During this period, he worked intensely as an artist and did his first individual exposition, which was, however, poorly received by the art critics. Wounded by the criticisms, Goeldi withdrew from the artistic scene and isolated himself in the city of Niterói. Solitary, he supported himself more and more as a well known illustrator for book editions and magazines, working mainly with xylogravures. He also became estranged from his family in 1922, refusing their appeal to return to Europe.

He took part in the Week of Modern Art in São Paulo that year. His first album, "10 Gravuras em Madeira" was edited in 1930, allowing Goeldi to save enough money to return to Europe in 1931. He exhibited in Bern and Berlin, and visited artists that he admired such as Alfred Kubin and Hermann Kümmerly Jr. In the following decades, after returning to Brazil, Goeldi's artistic prestige was strengthened, and he was accepted at the 25th Venice Biennale in 1950.

He became nationally and internationally known. He exhibited across the United States was Carlos Oswald, including at Havre, Montana, at the Boise Art Gallery in 1946, at the Columbia Museum of Art in South Carolina in 1950.

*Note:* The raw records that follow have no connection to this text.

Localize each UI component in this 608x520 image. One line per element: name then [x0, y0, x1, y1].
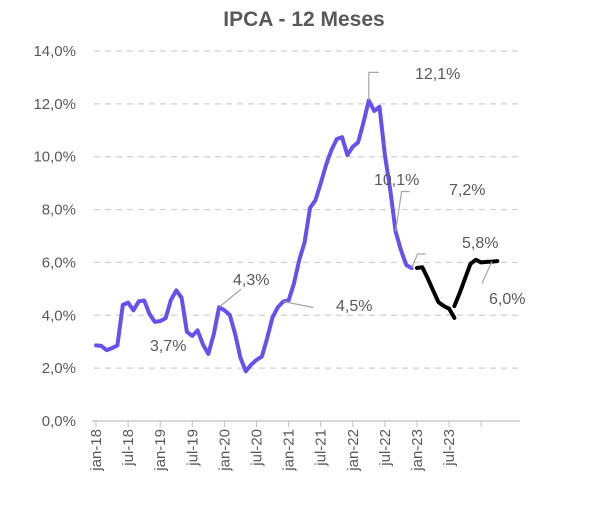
data-label: 4,5% [336, 298, 372, 315]
x-tick-label: jul-20 [249, 429, 266, 467]
x-tick-label: jul-23 [441, 429, 458, 467]
annotation-leader [283, 300, 314, 309]
data-label: 3,7% [150, 338, 186, 355]
ipca-projection-line-a [415, 265, 457, 320]
annotation-leader [481, 261, 493, 284]
x-tick-label: jan-22 [345, 429, 362, 472]
data-label: 4,3% [233, 272, 269, 289]
data-label: 6,0% [489, 291, 525, 308]
y-tick-label: 0,0% [42, 413, 76, 430]
annotation-leader [368, 71, 379, 101]
series-lines [94, 98, 500, 374]
y-tick-label: 14,0% [33, 43, 76, 60]
x-tick-label: jul-22 [377, 429, 394, 467]
annotation-leader [395, 190, 410, 232]
data-label: 12,1% [415, 66, 460, 83]
y-tick-label: 10,0% [33, 149, 76, 166]
y-tick-label: 12,0% [33, 96, 76, 113]
x-tick-label: jan-20 [216, 429, 233, 472]
x-tick-label: jan-19 [152, 429, 169, 472]
x-tick-label: jul-21 [313, 429, 330, 467]
data-label: 7,2% [449, 182, 485, 199]
x-tick-label: jan-23 [409, 429, 426, 472]
ipca-history-line [94, 98, 414, 374]
y-tick-label: 6,0% [42, 254, 76, 271]
y-tick-label: 2,0% [42, 360, 76, 377]
y-axis-ticks: 0,0% 2,0% 4,0% 6,0% 8,0% 10,0% 12,0% 14,0% [33, 43, 76, 430]
chart-title: IPCA - 12 Meses [223, 8, 385, 31]
data-label: 10,1% [374, 172, 419, 189]
gridlines [94, 50, 520, 369]
annotation-leader [411, 253, 426, 269]
annotation-leader [218, 288, 242, 308]
x-tick-label: jul-19 [184, 429, 201, 467]
y-tick-label: 8,0% [42, 202, 76, 219]
x-tick-label: jan-18 [88, 429, 105, 472]
x-axis: jan-18 jul-18 jan-19 jul-19 jan-20 jul-20 jan-… [88, 420, 520, 472]
x-tick-label: jan-21 [281, 429, 298, 472]
annotations: 3,7% 4,3% 4,5% 12,1% 10,1% 7,2% 5,8% 6,0% [150, 66, 525, 355]
y-tick-label: 4,0% [42, 307, 76, 324]
x-tick-label: jul-18 [120, 429, 137, 467]
ipca-projection-line-b [452, 257, 500, 308]
data-label: 5,8% [462, 235, 498, 252]
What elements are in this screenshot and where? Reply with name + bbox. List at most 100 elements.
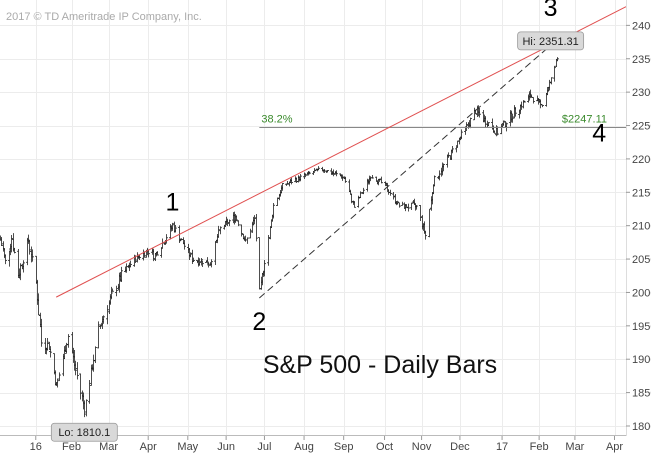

In 1951, he received his first prize in the First International Art Biennale of São Paulo. From 1955 until his death, Goeldi became a lecturer at the Escola Nacional de Belas Artes (National School of Fine Arts), where he also ran a printmaking workshop.

== Death and legacy ==
He died on 15 February 1961, alone in his small apartment in Rio.

Goeldi's work has been exhibited posthumously in more than a hundred exhibitions in Brazil, Argentina, France, Portugal, Switzerland and Spain. For example, his works were the subject of an exhibition at the Museu de Arte Moderna de São Paulo in 2012, while his works together with those of Iberê Camargo were the subject of an exhibition at Casa SP-Arte in 2024.